Mirror-symmetry breaking mitigates finite-size related performance degradation in guided mode resonance filters

Abstract

Guided mode resonances in subwavelength patterned thin-films endow them with narrow-linewidth near-unity reflectance peaks. Their ultrathin profile is particularly attractive when mated with image sensor arrays that enables compact field-deployable spectral filtering and sensing systems. While this approach enjoys several advantages over other approaches, a well known limitation is the trade-off between the lateral footprint and spectral linewidth. Mirroring strategies involving metallic or distributed Bragg reflectors have been explored in the past to improve lateral confinement at the expense of increased fabrication complexity, footprint, and insertion loss. Here, we numerically study mirrorless grating modification strategies and predict the mitigation of finite-size related performance degradation.
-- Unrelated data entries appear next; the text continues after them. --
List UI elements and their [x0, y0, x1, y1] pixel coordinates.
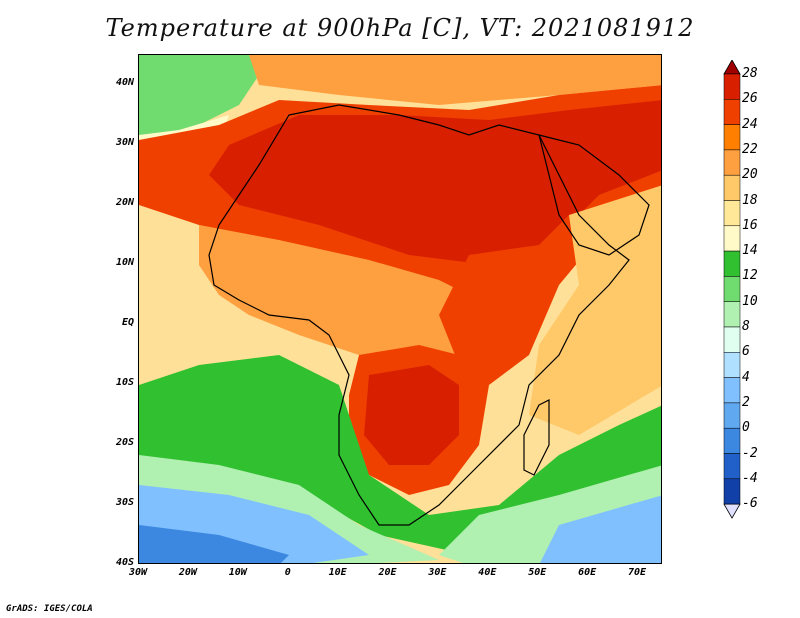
colorbar-segment	[723, 478, 741, 505]
colorbar-segment	[723, 73, 741, 100]
lon-tick-label: 0	[284, 567, 291, 578]
colorbar-level-label: 14	[742, 243, 758, 259]
colorbar-segment	[723, 124, 741, 151]
lon-tick-label: 20W	[178, 567, 197, 578]
colorbar-segment	[723, 326, 741, 353]
colorbar-segment	[723, 225, 741, 252]
lat-tick-label: 10N	[115, 257, 134, 268]
colorbar-top-arrow	[723, 60, 741, 75]
lon-tick-label: 30E	[428, 567, 447, 578]
colorbar-segment	[723, 200, 741, 227]
lat-tick-label: 30S	[115, 497, 134, 508]
lon-tick-label: 50E	[528, 567, 547, 578]
map-plot-area	[138, 54, 662, 564]
colorbar-level-label: 12	[742, 268, 758, 284]
far-south-blue-region	[139, 525, 289, 563]
colorbar-level-label: 10	[742, 293, 758, 309]
sahel-warm-region	[199, 225, 489, 365]
arabia-coastline	[538, 134, 650, 256]
colorbar-level-label: -6	[742, 496, 758, 512]
madagascar-outline	[523, 399, 550, 476]
lat-tick-label: 20S	[115, 437, 134, 448]
grads-credit: GrADS: IGES/COLA	[6, 604, 93, 614]
lon-tick-label: 20E	[378, 567, 397, 578]
colorbar-segment	[723, 301, 741, 328]
colorbar-level-label: 8	[742, 319, 750, 334]
colorbar-level-label: 16	[742, 217, 758, 233]
colorbar-level-label: -4	[742, 470, 758, 486]
africa-coastline	[208, 104, 630, 526]
map-title: Temperature at 900hPa [C], VT: 202108191…	[105, 14, 695, 42]
lon-tick-label: 60E	[578, 567, 597, 578]
colorbar-segment	[723, 99, 741, 125]
colorbar-level-label: 18	[742, 192, 758, 208]
colorbar-level-label: 0	[742, 420, 750, 436]
lon-tick-label: 10W	[228, 567, 247, 578]
lat-tick-label: 20N	[115, 197, 134, 208]
colorbar-bottom-arrow	[723, 503, 741, 519]
temperature-map	[139, 55, 661, 563]
lon-tick-label: 40E	[478, 567, 497, 578]
colorbar-level-label: 22	[742, 141, 758, 157]
colorbar-segment	[723, 276, 741, 302]
lat-tick-label: 30N	[115, 137, 134, 148]
colorbar-level-label: -2	[742, 445, 758, 461]
colorbar-segment	[723, 427, 741, 454]
colorbar-segment	[723, 352, 741, 378]
indian-ocean-warm-region	[529, 185, 661, 435]
lon-tick-label: 70E	[628, 567, 647, 578]
colorbar	[723, 60, 741, 519]
colorbar-segment	[723, 174, 741, 201]
colorbar-level-label: 6	[742, 344, 750, 360]
colorbar-segment	[723, 377, 741, 404]
atlantic-cool-band-region	[139, 55, 259, 135]
colorbar-segment	[723, 453, 741, 480]
colorbar-segment	[723, 149, 741, 176]
lon-tick-label: 10E	[328, 567, 347, 578]
south-east-blue-region	[540, 495, 661, 563]
colorbar-level-label: 26	[742, 91, 758, 107]
lon-tick-label: 30W	[128, 567, 148, 578]
colorbar-level-label: 2	[742, 394, 750, 410]
lat-tick-label: 40N	[115, 77, 134, 88]
colorbar-level-label: 24	[742, 116, 758, 132]
lat-tick-label: EQ	[121, 317, 134, 328]
colorbar-level-label: 4	[742, 369, 750, 385]
lat-tick-label: 10S	[115, 377, 134, 388]
east-africa-hot-region	[439, 215, 609, 385]
north-africa-core-region	[209, 100, 661, 265]
lat-tick-label: 40S	[115, 557, 134, 568]
colorbar-level-label: 20	[742, 167, 758, 183]
southern-africa-core-region	[364, 365, 459, 465]
colorbar-segment	[723, 402, 741, 429]
colorbar-segment	[723, 250, 741, 277]
mediterranean-warm-region	[249, 55, 661, 105]
colorbar-level-label: 28	[742, 66, 758, 81]
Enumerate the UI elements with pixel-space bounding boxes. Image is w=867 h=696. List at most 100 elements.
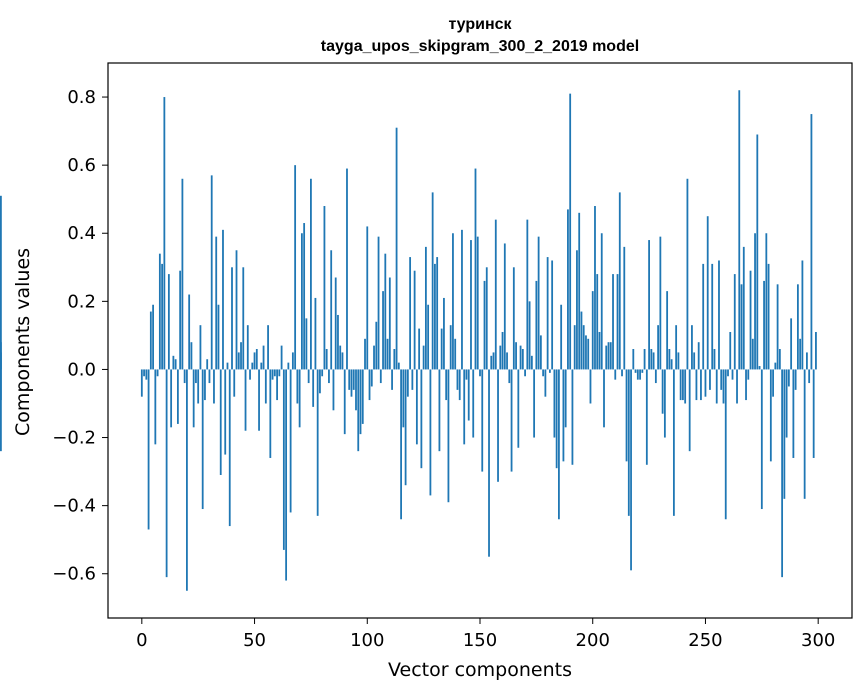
bar [161,263,164,370]
bar [463,369,466,445]
bar [479,369,481,377]
bar [382,291,384,370]
bar [785,369,788,438]
bar [571,369,574,465]
x-tick-label: 200 [576,630,610,651]
bar [183,369,186,384]
bar [733,274,736,370]
bar [485,267,488,370]
bar [246,325,249,370]
bar [294,165,297,370]
bar [630,369,632,571]
bar [767,263,770,370]
x-tick-label: 0 [136,630,147,651]
bar [515,342,517,370]
y-tick-label: −0.4 [52,496,96,517]
bar [224,369,227,455]
bar [409,257,412,370]
bar [337,314,339,370]
bar [659,236,662,370]
bar [578,212,581,370]
bar [269,369,272,458]
bar [375,321,378,370]
bar [170,369,173,428]
bar [282,369,285,550]
bar [542,369,545,377]
y-tick-label: 0.8 [67,87,96,108]
bar [174,359,177,370]
bar [424,246,427,370]
bar [213,369,215,404]
bar [702,263,705,370]
bar [348,369,351,390]
x-tick-label: 150 [463,630,497,651]
bar [530,355,533,370]
bar [319,369,321,394]
bar [706,216,709,370]
bar [434,263,436,370]
bar [312,369,315,407]
x-tick-label: 50 [243,630,266,651]
x-tick-label: 100 [350,630,384,651]
bar [404,369,407,486]
bar [639,369,641,380]
bar [443,297,445,370]
y-axis-label: Components values [12,248,34,436]
bar [650,349,653,370]
bar [476,236,479,370]
bar [594,206,596,370]
bar [521,349,524,370]
bar [553,369,556,438]
bar [661,369,664,414]
bar [585,335,587,370]
bar [332,369,335,411]
bar [693,352,696,370]
bar [524,369,526,377]
bar [605,345,608,370]
bar [359,369,362,435]
bar [388,277,391,370]
bar [682,369,684,401]
bar [156,369,159,377]
bar [278,369,281,377]
bar [621,369,623,377]
bar [316,369,319,516]
bar [158,253,161,370]
bar [217,304,220,370]
bar [420,369,423,469]
bar [614,369,617,380]
bar [533,369,536,438]
bar [555,369,558,469]
bar [391,369,393,390]
bar [296,369,299,404]
bar [758,366,761,370]
bar [668,349,671,370]
bar [494,219,497,370]
bar [255,349,258,370]
bar [483,280,486,370]
bar [233,369,236,397]
bar [713,349,716,370]
bar [249,369,251,380]
bar [143,369,145,377]
y-tick-label: 0.2 [67,291,96,312]
bar [756,134,759,370]
bar [564,369,567,428]
bar [208,369,211,384]
bar [616,274,619,370]
bar [273,369,276,377]
bar [695,369,698,401]
bar [303,223,306,370]
bar [465,369,468,380]
bar [440,328,443,370]
bar [580,311,583,370]
bar [341,352,344,370]
bar [357,369,360,452]
bar [276,369,278,401]
bar [666,291,669,370]
bar [258,369,260,431]
bar [386,338,389,370]
bar [251,362,254,370]
bar [691,325,693,370]
bar [632,349,635,370]
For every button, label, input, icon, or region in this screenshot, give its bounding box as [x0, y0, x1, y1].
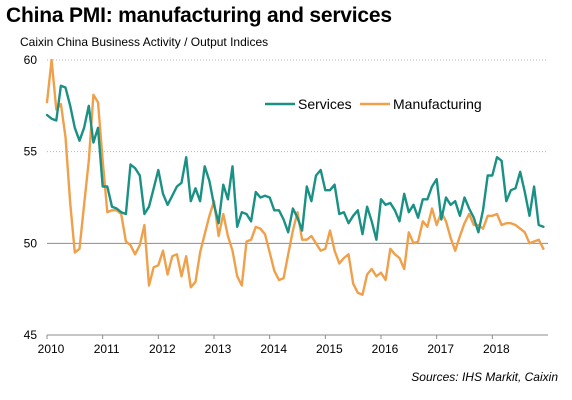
legend: Services Manufacturing: [265, 96, 482, 112]
y-tick-label: 55: [24, 145, 38, 159]
chart-source: Sources: IHS Markit, Caixin: [411, 370, 558, 384]
x-tick-label: 2015: [316, 342, 343, 356]
x-axis: 2010 2011 2012 2013 2014 2015 2016 2017 2018: [38, 334, 548, 356]
legend-label-manufacturing: Manufacturing: [393, 96, 482, 112]
series-line-manufacturing: [45, 58, 545, 296]
x-tick-label: 2013: [205, 342, 232, 356]
x-tick-label: 2016: [372, 342, 399, 356]
series-line-services: [45, 84, 545, 241]
chart-subtitle: Caixin China Business Activity / Output …: [20, 35, 269, 49]
x-tick-label: 2014: [260, 342, 287, 356]
y-axis: 45 50 55 60: [24, 53, 38, 342]
legend-label-services: Services: [298, 96, 352, 112]
x-tick-label: 2010: [38, 342, 65, 356]
series-layer: [45, 58, 545, 296]
y-tick-label: 50: [24, 236, 38, 250]
y-tick-label: 45: [24, 328, 38, 342]
x-tick-label: 2011: [94, 342, 120, 356]
y-tick-label: 60: [24, 53, 38, 67]
x-tick-label: 2012: [149, 342, 176, 356]
gridlines: [47, 59, 548, 244]
x-tick-label: 2017: [427, 342, 454, 356]
x-tick-label: 2018: [483, 342, 510, 356]
chart-title: China PMI: manufacturing and services: [6, 4, 392, 27]
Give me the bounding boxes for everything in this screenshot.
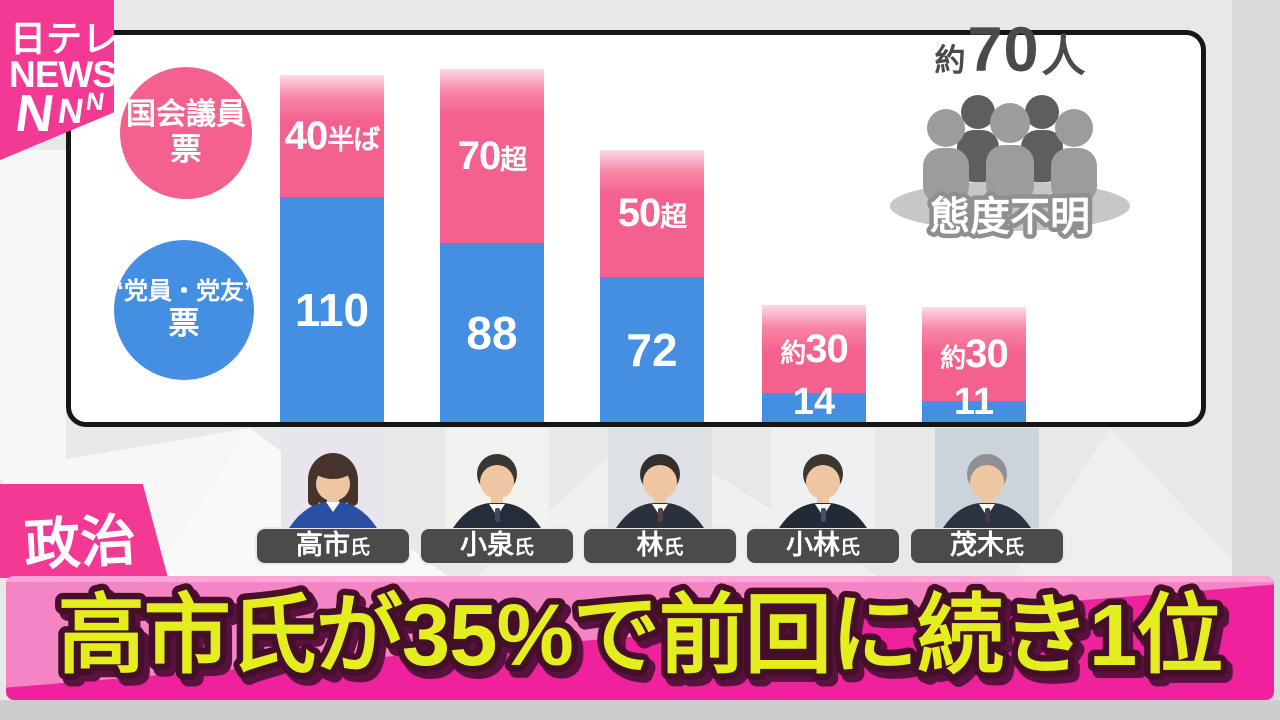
person-avatar-icon	[281, 428, 385, 528]
undecided-count: 約 70 人	[934, 15, 1086, 85]
logo-n-small: N	[84, 88, 107, 116]
candidate-name-plate: 小泉氏	[419, 527, 575, 565]
candidate-photo	[445, 428, 549, 528]
member-vote-segment	[762, 393, 866, 422]
undecided-label: 態度不明	[926, 191, 1095, 244]
candidate-name: 小林	[786, 530, 840, 560]
legend-label: 国会議員	[126, 98, 246, 132]
member-vote-segment: 88	[440, 243, 544, 422]
diet-vote-value: 50 超	[617, 191, 688, 235]
member-vote-value: 14	[792, 381, 836, 423]
candidate-name-plate: 林氏	[582, 527, 738, 565]
candidate-name: 茂木	[950, 530, 1004, 560]
candidate-name: 高市	[296, 530, 350, 560]
candidate-name: 林	[636, 530, 664, 560]
diet-vote-value: 70 超	[457, 133, 528, 178]
bar-motegi: 約 30 11	[922, 307, 1026, 422]
svg-text:態度不明: 態度不明	[930, 195, 1090, 239]
candidate-name-plate: 茂木氏	[909, 527, 1065, 565]
diet-vote-segment: 70 超	[440, 69, 544, 243]
legend-label: “党員・党友”	[112, 278, 256, 306]
candidate-photo	[935, 428, 1039, 528]
candidate-koizumi: 小泉氏	[419, 425, 575, 565]
candidate-takaichi: 高市氏	[255, 425, 411, 565]
legend-label: 票	[170, 132, 202, 168]
candidate-hayashi: 林氏	[582, 425, 738, 565]
candidate-name-plate: 小林氏	[745, 527, 901, 565]
candidate-photo	[281, 428, 385, 528]
diet-vote-segment: 約 30	[762, 305, 866, 393]
diet-vote-value: 約 30	[940, 331, 1009, 376]
person-avatar-icon	[771, 428, 875, 528]
ntv-news-nnn-logo: 日テレ NEWS N N N	[0, 0, 116, 161]
bar-hayashi: 50 超 72	[600, 150, 704, 422]
logo-n-large: N	[11, 85, 58, 143]
legend-label: 票	[168, 306, 200, 342]
member-vote-segment	[922, 401, 1026, 422]
candidate-motegi: 茂木氏	[909, 425, 1065, 565]
logo-nittele: 日テレ	[10, 18, 119, 59]
bottom-gray-strip	[0, 700, 1280, 720]
headline-banner: 高市氏が35%で前回に続き1位 高市氏が35%で前回に続き1位	[6, 576, 1274, 700]
person-avatar-icon	[445, 428, 549, 528]
person-avatar-icon	[935, 428, 1039, 528]
bar-kobayashi: 約 30 14	[762, 305, 866, 422]
diet-vote-value: 約 30	[780, 326, 849, 371]
people-group-icon	[890, 95, 1130, 231]
diet-vote-segment: 約 30	[922, 307, 1026, 401]
category-tag: 政治	[0, 484, 168, 578]
legend-diet-member-votes: 国会議員 票	[120, 67, 252, 199]
diet-vote-segment: 50 超	[600, 150, 704, 277]
category-tag-label: 政治	[22, 508, 138, 577]
member-vote-value: 11	[953, 381, 995, 423]
candidate-kobayashi: 小林氏	[745, 425, 901, 565]
member-vote-segment: 72	[600, 277, 704, 422]
candidate-photo	[771, 428, 875, 528]
member-vote-value: 72	[626, 323, 678, 376]
bar-koizumi: 70 超 88	[440, 69, 544, 422]
candidate-name-plate: 高市氏	[255, 527, 411, 565]
logo-news: NEWS	[9, 54, 116, 95]
candidate-name: 小泉	[460, 530, 514, 560]
bar-takaichi: 40 半ば 110	[280, 75, 384, 422]
member-vote-value: 88	[466, 306, 518, 359]
svg-text:高市氏が35%で前回に続き1位: 高市氏が35%で前回に続き1位	[63, 593, 1228, 690]
member-vote-value: 110	[294, 283, 370, 336]
candidate-photo	[608, 428, 712, 528]
headline-text: 高市氏が35%で前回に続き1位 高市氏が35%で前回に続き1位	[51, 581, 1235, 698]
person-avatar-icon	[608, 428, 712, 528]
legend-party-member-votes: “党員・党友” 票	[112, 240, 256, 380]
member-vote-segment: 110	[280, 197, 384, 422]
diet-vote-value: 40 半ば	[284, 113, 381, 158]
svg-text:高市氏が35%で前回に続き1位: 高市氏が35%で前回に続き1位	[58, 587, 1223, 684]
diet-vote-segment: 40 半ば	[280, 75, 384, 197]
Specifically, we consider mirror symmetry broken miniaturized medium refractive index contrast (silicon nitride) gratings, which exhibit quasi bound states in the continuum (QBIC) resonances. For the same lateral footprint, a nearly 2 fold improvement in quality factor is predicted for the proposed design in comparison to a simple grating surrounded by aluminium mirrors. Numerical study of the design and operational performance of visible-wavelength arrayed filters and multiplexed refractive index sensors is presented. For a typical lateral device footprint of 8 µm, the gratings span wavelengths ranging from 560 nm–800 nm with a coupling efficiency of 43–60%, and a full width half maximum (FWHM) of 4 nm–12 nm. Besides this, the proposed geometry gives a four times better figure of merit (FOM) than the unperturbed medium contrast grating in surface refractometric sensing.